“These groups are trained to kill so they will represent a major danger to their countries,” General Abdel Rahman tells Dateline’s Fouad Hady in an exclusive report to be broadcast tonight on SBS ONE.
General Rahman is Head of Intelligence in Diyala Province and says fighters have been recruited from across the world.
“Fighters come from Afghanistan, fighters come from Turkey, fighters come from Russia, fighters come from America, Britain, Australia,” he says.
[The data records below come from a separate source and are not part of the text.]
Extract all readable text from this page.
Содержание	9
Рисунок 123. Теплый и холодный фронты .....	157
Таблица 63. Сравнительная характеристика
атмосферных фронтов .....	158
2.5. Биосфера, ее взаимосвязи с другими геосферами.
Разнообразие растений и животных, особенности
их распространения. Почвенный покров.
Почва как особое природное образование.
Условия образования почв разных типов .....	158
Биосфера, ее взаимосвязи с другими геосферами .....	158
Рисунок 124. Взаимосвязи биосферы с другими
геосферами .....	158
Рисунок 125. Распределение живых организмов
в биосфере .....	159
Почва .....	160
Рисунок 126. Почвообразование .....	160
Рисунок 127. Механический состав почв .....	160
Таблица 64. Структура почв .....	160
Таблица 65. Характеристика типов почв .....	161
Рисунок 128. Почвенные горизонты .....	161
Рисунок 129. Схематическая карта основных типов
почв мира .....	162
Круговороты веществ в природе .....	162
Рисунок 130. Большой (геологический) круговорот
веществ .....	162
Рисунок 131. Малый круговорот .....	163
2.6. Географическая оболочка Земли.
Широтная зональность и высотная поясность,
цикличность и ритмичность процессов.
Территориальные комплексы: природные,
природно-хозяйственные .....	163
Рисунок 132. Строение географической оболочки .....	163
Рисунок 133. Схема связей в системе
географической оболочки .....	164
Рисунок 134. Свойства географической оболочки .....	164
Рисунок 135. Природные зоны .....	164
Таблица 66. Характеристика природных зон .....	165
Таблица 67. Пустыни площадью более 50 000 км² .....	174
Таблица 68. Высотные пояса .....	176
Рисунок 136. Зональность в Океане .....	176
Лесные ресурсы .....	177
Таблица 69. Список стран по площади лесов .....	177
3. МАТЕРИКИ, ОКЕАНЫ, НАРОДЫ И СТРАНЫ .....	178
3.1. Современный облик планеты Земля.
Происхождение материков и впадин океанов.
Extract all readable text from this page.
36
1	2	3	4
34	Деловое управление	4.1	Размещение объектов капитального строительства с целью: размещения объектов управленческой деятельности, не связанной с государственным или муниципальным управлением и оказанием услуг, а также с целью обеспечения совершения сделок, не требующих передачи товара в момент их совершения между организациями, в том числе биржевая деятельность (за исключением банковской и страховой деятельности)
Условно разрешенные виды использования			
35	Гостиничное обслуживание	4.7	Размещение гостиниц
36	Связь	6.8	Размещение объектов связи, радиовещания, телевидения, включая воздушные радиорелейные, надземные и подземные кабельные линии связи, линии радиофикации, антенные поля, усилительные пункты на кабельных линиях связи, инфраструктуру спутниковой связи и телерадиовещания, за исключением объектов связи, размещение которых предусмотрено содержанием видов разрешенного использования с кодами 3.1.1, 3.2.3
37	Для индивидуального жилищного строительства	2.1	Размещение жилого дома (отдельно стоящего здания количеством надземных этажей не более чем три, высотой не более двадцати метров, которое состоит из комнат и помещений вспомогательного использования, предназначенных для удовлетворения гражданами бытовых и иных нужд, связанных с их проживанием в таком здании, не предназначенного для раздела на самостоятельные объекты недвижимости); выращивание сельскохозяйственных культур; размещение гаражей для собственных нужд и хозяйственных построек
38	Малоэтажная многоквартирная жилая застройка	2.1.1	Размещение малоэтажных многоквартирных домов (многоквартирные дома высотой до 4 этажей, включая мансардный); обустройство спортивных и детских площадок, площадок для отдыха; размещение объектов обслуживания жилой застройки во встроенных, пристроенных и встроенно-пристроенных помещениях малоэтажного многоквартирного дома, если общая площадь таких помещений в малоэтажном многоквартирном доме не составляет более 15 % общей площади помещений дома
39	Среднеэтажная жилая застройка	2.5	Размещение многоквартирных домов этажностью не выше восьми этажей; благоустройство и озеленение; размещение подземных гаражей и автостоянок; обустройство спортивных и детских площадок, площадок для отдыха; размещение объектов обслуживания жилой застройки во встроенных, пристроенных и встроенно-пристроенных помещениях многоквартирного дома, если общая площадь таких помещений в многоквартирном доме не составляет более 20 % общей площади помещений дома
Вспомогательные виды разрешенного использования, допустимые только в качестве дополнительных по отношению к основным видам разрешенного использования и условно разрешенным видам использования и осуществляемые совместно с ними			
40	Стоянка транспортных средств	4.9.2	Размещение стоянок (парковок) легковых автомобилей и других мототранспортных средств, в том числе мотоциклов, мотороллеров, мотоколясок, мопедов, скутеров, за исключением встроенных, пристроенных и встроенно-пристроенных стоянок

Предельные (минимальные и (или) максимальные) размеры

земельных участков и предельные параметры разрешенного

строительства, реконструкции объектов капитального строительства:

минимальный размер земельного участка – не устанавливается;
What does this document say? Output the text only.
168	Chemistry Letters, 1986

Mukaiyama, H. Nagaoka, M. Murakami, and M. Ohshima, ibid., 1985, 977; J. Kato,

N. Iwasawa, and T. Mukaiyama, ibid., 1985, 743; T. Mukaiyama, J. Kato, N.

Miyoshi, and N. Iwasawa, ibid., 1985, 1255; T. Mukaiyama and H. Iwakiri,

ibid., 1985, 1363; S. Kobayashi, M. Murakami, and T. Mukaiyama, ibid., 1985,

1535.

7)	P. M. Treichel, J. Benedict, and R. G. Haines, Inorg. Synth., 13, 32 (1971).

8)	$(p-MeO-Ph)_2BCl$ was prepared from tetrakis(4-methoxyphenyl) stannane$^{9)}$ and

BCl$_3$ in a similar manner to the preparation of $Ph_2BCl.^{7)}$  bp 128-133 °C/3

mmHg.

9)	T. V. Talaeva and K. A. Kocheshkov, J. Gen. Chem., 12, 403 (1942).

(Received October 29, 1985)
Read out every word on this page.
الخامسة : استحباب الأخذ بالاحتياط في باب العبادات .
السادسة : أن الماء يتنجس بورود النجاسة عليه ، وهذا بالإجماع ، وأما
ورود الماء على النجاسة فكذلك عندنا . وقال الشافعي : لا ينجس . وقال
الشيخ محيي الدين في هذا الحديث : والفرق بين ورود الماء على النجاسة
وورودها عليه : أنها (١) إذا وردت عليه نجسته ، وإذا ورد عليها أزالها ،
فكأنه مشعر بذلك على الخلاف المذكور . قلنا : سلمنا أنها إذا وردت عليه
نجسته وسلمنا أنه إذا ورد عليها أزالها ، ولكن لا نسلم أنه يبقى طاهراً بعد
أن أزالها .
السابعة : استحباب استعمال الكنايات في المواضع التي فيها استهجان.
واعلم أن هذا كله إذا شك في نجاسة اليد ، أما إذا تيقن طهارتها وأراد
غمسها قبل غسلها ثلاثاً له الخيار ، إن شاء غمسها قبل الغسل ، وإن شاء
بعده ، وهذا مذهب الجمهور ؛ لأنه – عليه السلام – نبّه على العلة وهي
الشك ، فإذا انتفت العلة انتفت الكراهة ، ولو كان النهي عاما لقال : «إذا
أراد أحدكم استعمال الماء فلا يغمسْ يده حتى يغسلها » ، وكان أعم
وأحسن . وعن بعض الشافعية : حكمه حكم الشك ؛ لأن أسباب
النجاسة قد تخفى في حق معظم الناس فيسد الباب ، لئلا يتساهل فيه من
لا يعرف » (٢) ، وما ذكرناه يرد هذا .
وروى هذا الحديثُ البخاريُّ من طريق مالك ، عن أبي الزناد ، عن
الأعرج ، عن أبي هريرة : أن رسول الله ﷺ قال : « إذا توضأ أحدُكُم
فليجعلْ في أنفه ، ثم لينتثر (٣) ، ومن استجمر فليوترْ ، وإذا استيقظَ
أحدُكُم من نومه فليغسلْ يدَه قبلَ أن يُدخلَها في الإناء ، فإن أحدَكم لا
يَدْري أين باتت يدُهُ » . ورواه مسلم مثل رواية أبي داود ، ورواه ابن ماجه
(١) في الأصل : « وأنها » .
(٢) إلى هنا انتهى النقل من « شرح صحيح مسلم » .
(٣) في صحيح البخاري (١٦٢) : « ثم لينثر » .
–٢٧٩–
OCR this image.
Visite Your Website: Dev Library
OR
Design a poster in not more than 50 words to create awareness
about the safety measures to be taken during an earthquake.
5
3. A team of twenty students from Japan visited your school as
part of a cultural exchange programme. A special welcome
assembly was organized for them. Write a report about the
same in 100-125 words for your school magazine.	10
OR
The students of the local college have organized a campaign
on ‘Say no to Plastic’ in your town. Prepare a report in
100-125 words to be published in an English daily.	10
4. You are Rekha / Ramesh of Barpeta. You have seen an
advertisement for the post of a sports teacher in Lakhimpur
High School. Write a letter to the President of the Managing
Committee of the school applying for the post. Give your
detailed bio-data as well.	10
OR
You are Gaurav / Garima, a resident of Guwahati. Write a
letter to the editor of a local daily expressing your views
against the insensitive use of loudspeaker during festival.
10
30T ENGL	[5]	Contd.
“They are fighters trained in explosives, booby trapping, assassinations, kidnapping, and in my view, they will create havoc in their countries.”
The Sunni militia behind the ISIS insurgency are now less than 100 kilometres from Baghdad and Shia forces are already massing to defend the capital and their country.
They have just four days of instruction before being sent to the front but using weapons supplied themselves, there’s concern they may not be able to defend themselves against ISIS and its modern armoury.
“These are all personal weapons from the young men,” one of the Shia leaders tells Fouad. “Some sold the cupboards in their houses, others sold their wives’ jewellery and bought them, so they are personal weapons.”
A man strapped with a suicide belt of explosives is among those telling Fouad that they’re prepared to die for their country.
“Will you kill yourself?” Fouad asks. “For Iraq… yes,” he replies.
The Shia fighters are fiercely loyal to the man who once led a bloody insurgency against US troops in Iraq, the cleric Moqtada al-Sadr.
“Today all of you are martyrs,” one of the leaders tells a crowd of fighters. “Ticking bombs in the hands of the honourable leader, Moqtada al-Sadr.”
“Anyone who thinks of attacking or entering Iraq must know there are men who don’t sleep, the people of Sadr City are lions who will be on the lookout,” one of them tells Fouad.
This frontline was once a place where Shia and Sunni people lived and worked together, but not any more.
“After the downfall, for a year, we were without a government… the tribes lived in harmony,” a local Shia elder tells Fouad.
“More than 20 of our men intermarried with their women… [now] our cousins fight us, we say this openly, what can we do?” he asks.